My dad reversed car and caravan ( a maneuver he was now becoming quite skilled at) and then drove slowly behind a walking Mr Robinson through the site and into what I later came to know as ‘Middle Field’. Like some sort of New Age caravan shepherd, Mr. Robinson guided us toward a far corner close to a large hedge. Then followed another 10 minutes or so of serious reverse to-ing and froing, during which we kids had to “Get out of the car!’. With sometimes conflicting instruction shouted by both my mum and Mr Robinson the Sprite was finally parked and orientated to everyone’s apparent satisfaction, and Mr Robinson left us to it.
“Here’s to you Mr Robinson!” my mum shouted after him. (A joke that I would not get until 50 years later as I write this.)

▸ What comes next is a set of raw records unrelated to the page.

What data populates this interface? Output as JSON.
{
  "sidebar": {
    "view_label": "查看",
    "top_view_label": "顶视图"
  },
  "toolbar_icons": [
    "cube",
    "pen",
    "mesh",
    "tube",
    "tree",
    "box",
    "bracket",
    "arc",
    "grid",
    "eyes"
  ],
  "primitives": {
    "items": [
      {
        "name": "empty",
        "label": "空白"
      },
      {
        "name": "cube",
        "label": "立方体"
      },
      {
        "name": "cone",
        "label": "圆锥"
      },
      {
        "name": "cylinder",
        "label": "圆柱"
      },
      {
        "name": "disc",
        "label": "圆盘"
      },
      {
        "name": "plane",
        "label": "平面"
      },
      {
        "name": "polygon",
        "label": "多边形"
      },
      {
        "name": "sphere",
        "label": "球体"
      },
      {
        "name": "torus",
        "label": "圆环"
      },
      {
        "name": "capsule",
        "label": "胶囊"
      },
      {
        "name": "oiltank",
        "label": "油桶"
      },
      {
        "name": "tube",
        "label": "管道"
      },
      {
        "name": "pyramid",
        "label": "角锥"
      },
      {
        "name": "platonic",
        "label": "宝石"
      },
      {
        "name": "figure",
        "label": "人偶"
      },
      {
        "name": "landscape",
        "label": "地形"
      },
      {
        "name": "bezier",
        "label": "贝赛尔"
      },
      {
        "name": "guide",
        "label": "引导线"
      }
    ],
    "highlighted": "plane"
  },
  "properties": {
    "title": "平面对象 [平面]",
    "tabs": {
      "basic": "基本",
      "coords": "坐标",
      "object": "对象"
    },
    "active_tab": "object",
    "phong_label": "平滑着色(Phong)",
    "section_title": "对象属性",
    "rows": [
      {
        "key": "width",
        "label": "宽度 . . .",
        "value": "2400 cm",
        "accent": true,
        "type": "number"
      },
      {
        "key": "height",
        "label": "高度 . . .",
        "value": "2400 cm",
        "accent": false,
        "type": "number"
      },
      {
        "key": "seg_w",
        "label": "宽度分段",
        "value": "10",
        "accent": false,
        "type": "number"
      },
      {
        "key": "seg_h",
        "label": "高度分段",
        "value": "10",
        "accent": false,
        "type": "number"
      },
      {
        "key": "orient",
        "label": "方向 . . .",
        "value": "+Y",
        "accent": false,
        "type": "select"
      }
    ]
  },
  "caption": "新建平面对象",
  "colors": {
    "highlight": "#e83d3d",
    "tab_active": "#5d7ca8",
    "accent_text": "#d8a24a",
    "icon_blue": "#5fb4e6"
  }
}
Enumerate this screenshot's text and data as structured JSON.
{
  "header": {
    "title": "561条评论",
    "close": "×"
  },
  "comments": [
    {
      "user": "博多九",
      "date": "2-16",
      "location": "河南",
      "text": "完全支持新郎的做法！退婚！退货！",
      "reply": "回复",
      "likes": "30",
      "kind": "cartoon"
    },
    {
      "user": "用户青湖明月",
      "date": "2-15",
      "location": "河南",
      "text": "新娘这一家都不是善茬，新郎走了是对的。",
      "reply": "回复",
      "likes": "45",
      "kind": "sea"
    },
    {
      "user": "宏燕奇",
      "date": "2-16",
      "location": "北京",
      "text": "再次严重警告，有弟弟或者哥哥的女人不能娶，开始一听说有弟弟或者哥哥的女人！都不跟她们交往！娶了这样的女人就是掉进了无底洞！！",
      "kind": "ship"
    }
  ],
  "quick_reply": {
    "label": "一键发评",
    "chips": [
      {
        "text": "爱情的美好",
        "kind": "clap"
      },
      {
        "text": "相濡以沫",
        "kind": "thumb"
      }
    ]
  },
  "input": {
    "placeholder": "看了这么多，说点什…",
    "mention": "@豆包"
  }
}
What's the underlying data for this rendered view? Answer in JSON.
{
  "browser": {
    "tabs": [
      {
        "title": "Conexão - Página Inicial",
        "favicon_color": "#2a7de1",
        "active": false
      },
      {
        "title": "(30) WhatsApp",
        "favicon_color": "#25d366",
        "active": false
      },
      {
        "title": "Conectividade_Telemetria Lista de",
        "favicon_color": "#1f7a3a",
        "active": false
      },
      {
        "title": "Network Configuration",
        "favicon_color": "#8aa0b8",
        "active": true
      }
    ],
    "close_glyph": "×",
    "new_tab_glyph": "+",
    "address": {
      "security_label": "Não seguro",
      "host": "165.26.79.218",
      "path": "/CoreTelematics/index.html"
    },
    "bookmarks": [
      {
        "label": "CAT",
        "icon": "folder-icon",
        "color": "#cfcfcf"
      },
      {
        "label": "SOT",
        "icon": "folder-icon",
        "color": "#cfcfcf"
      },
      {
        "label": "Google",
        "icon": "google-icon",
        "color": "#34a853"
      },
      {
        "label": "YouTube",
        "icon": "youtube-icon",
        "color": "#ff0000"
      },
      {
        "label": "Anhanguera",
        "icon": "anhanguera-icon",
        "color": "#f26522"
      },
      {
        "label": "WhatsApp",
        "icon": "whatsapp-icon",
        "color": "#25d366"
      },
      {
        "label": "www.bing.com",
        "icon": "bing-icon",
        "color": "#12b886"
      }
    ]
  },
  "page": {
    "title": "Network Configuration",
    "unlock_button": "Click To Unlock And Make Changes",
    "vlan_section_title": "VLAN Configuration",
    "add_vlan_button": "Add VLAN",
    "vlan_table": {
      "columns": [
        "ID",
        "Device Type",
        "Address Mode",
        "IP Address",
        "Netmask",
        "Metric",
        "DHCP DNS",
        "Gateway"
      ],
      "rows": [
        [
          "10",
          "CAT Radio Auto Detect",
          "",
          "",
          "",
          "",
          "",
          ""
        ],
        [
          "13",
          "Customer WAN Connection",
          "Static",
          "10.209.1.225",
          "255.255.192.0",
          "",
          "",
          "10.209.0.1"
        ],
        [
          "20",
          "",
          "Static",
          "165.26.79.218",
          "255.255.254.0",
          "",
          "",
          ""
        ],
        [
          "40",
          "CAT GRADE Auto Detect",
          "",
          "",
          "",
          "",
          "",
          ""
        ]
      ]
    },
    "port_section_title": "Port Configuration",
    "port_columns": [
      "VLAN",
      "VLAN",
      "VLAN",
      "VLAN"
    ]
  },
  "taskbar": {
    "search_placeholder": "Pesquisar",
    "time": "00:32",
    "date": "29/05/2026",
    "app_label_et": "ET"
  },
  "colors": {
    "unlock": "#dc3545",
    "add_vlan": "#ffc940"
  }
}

Dad unhitched the Viva, and pulled a big crank handle out of the boot and set to work winding the mechanism that lowered the Sprites stabilizer legs, both front and back. From where I was stood it looked like he was winding up some sort of giant clockwork toy, and half expected it to start trundling around whilst playing a tune. But after 5 minutes of red-faced grunting and winding, he finally declared the job done with a triumphant. “There! That’s not going anywhere!
This apparently meant that it was now safe to finally enter our new home away from home.
Those familiar with Doctor Who will be aware that his preferred mode of transport around the Universe is the Tardis; a Space Craft which externally resembles a regular sized British Police telephone box (approx. 6 feet x 6 feet x 7 feet high), but internally the interior is much larger, and can comfortably accommodate The Doctor, his assistant, and robot dog K9, with enough room left over to swing a robot cat (K8?) if he had one.
The same peculiar twist in the space time continuum at work in the Doctors Tardis also applies to the Sprite. Alas it adds another twist and so works completely in reverse. From outside it appears to be an approx. 12 x 7 x 7.5 box, but internally, despite the ‘surprisingly spacious’ reviews expressed in ‘Caravans and Campers, actually seems rather smaller.
My mum unlocked the door and one by one we entered. At the far end was a small table with a bench ‘sofa’ on opposite side and my sisters and I squeezed around it on either side, while my mum fussed around her new ‘kitchen’, flicking back various, bolts which then allowed hinged surfaces to swing upwards revealing a small sink, drainer, gas hob and grill.
My dad we could see from the window was still wrestling a Calor Gaz bottle and various other items from the boot of the Viva, but in a moment appeared at the door, clutching the large white plastic container which would soon serve as our main water supply once filled.
“How is it?” he asked.
“Cosy?”, said mum.
“Great! I will just hook up the gas. Myles can you go and fill this with water?”